One problem with the film’s concept is that this unorthodox, sexually charged living situation would be capable of putting any marriage to the test, and therefore overdetermines the breakdown of a Naruse marriage that is already hanging by a thread. In any case, the film’s plot starts to seem a bit slapped together in its final 15 or 20 minutes. Kikuko’s return to the marriage after a brief hiatus is depicted rather perfunctorily, with none of the weight or ambivalence of similar developments in REPAST. Then, after an ellipsis, Takemura vanishes from the story with barely a trace, and the final section of the film veers off in a new direction, with the now-pregnant Kikuko in conflict with Isaku over whether to have an abortion.
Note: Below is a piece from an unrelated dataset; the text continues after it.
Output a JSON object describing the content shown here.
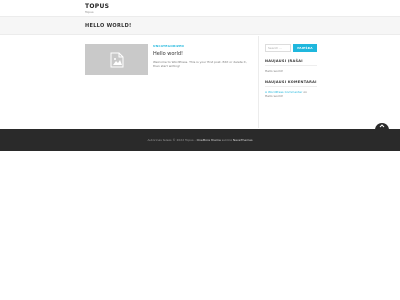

Nothing about this endgame melodrama (which is appealing in its own right, with an evocative final scene set in a park outside an obstetric clinic) is strongly tied to the rest of the film: it’s as if the final bit of story were happening to an otherwise devoted couple who hadn’t had the problems we saw earlier.
HUSBAND AND WIFE is strongly keyed to season: the chill of the Tokyo winter permeates the film, with the impecunious characters huddling near the hibachi in unheated living rooms, covered in blankets. The peak moments of Kikuko and Takemura’s romantic temptation occur at Christmas and are scored to Western Christmas music, Capra-Riskin style; the reunification of the marriage is similarly synchronized with the New Year celebration and linked to the sound of an ancient temple bell, heard over the radio.